Mario Vargas Llosa fala da patrulha esquerdista

Mario Vargas Llosa

Por que é tão difícil para os intelectuais da sua geração abandonar as idéias obsoletas da esquerda?

A esquerda tem o controle do establishment cultural. Ela domina o mundo acadêmico, as editoras e até os setores de cultura dos jornais e de revistas de direita. Isso dá um poder de chantagem enorme à esquerda. Todo escritor, desde muito jovem, sabe que não ser de esquerda significa defrontar portas fechadas. Por outro lado, ser esquerdista garante regalias. A esquerda fracassou em tudo, menos no controle da cultura. Isso foi possível porque a direita é muito ignorante e também por não ter se preocupado em utilizar a cultura ideologicamente, politicamente. A esquerda, sim. Como resultado, muitos intelectuais e artistas, inclusive aqueles que não militam na esquerda, jamais se atrevem a criticá-la. Isso não ocorre apenas na América Latina. Conheci um ambiente assim na França dos anos 60. Não ser de esquerda dava muita dor de cabeça.

Foi o que aconteceu quando o senhor rompeu com Cuba, em 1971?
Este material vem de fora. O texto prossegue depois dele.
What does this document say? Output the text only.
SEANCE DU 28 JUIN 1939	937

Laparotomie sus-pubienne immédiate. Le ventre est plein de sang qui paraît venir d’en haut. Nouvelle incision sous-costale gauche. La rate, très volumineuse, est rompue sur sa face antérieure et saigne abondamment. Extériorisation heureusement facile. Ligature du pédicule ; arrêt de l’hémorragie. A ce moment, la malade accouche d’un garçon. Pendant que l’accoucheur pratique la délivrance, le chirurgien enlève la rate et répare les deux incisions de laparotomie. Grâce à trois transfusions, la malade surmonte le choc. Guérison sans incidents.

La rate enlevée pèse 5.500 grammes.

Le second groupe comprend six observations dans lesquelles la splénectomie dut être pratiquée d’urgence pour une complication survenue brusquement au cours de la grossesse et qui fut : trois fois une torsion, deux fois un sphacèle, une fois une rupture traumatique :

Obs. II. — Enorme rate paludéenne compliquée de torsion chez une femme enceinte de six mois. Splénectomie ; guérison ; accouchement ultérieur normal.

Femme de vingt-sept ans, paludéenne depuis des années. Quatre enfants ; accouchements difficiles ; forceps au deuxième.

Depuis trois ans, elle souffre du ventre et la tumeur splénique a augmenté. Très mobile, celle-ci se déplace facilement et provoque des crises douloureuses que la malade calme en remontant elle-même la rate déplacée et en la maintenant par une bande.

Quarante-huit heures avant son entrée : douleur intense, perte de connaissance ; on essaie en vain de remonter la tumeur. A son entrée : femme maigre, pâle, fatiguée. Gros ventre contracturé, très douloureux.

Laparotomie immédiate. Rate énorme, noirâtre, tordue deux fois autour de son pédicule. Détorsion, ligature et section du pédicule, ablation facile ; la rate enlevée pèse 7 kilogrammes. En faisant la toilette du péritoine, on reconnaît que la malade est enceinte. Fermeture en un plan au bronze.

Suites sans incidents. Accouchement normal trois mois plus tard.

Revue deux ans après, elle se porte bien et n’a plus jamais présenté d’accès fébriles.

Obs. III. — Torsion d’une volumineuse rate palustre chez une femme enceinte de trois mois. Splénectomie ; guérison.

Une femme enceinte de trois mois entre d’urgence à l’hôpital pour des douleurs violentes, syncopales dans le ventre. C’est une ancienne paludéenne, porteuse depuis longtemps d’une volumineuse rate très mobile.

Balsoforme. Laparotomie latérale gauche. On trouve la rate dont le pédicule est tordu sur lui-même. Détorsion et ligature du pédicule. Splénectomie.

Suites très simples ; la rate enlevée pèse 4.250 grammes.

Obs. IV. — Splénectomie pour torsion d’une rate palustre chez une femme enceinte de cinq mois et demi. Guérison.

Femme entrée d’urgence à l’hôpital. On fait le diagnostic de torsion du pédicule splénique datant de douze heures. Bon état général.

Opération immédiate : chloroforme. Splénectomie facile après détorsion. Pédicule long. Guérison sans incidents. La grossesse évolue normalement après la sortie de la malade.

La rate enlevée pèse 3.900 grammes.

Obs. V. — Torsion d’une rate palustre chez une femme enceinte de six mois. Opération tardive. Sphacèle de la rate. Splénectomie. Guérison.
Sim. Quando rompi abertamente com Cuba, parecia que eu tinha contraído a peste. Eu era atacado por todos os lados em manifestos muito violentos. Desde então, tive de dedicar uma parte considerável da minha vida não apenas a defender minhas idéias, mas também a dizer o que eu não sou. Na lógica dos patrulheiros, quem não é comunista só pode ser nazista, defender o apartheid na África do Sul e ser a favor da Guerra do Vietnã. Explicar cada dia, cada semana, que não se é nada disso é um trabalho muito chato e incômodo. Por isso, muitos escritores dizem que são de esquerda só para ser deixado em paz.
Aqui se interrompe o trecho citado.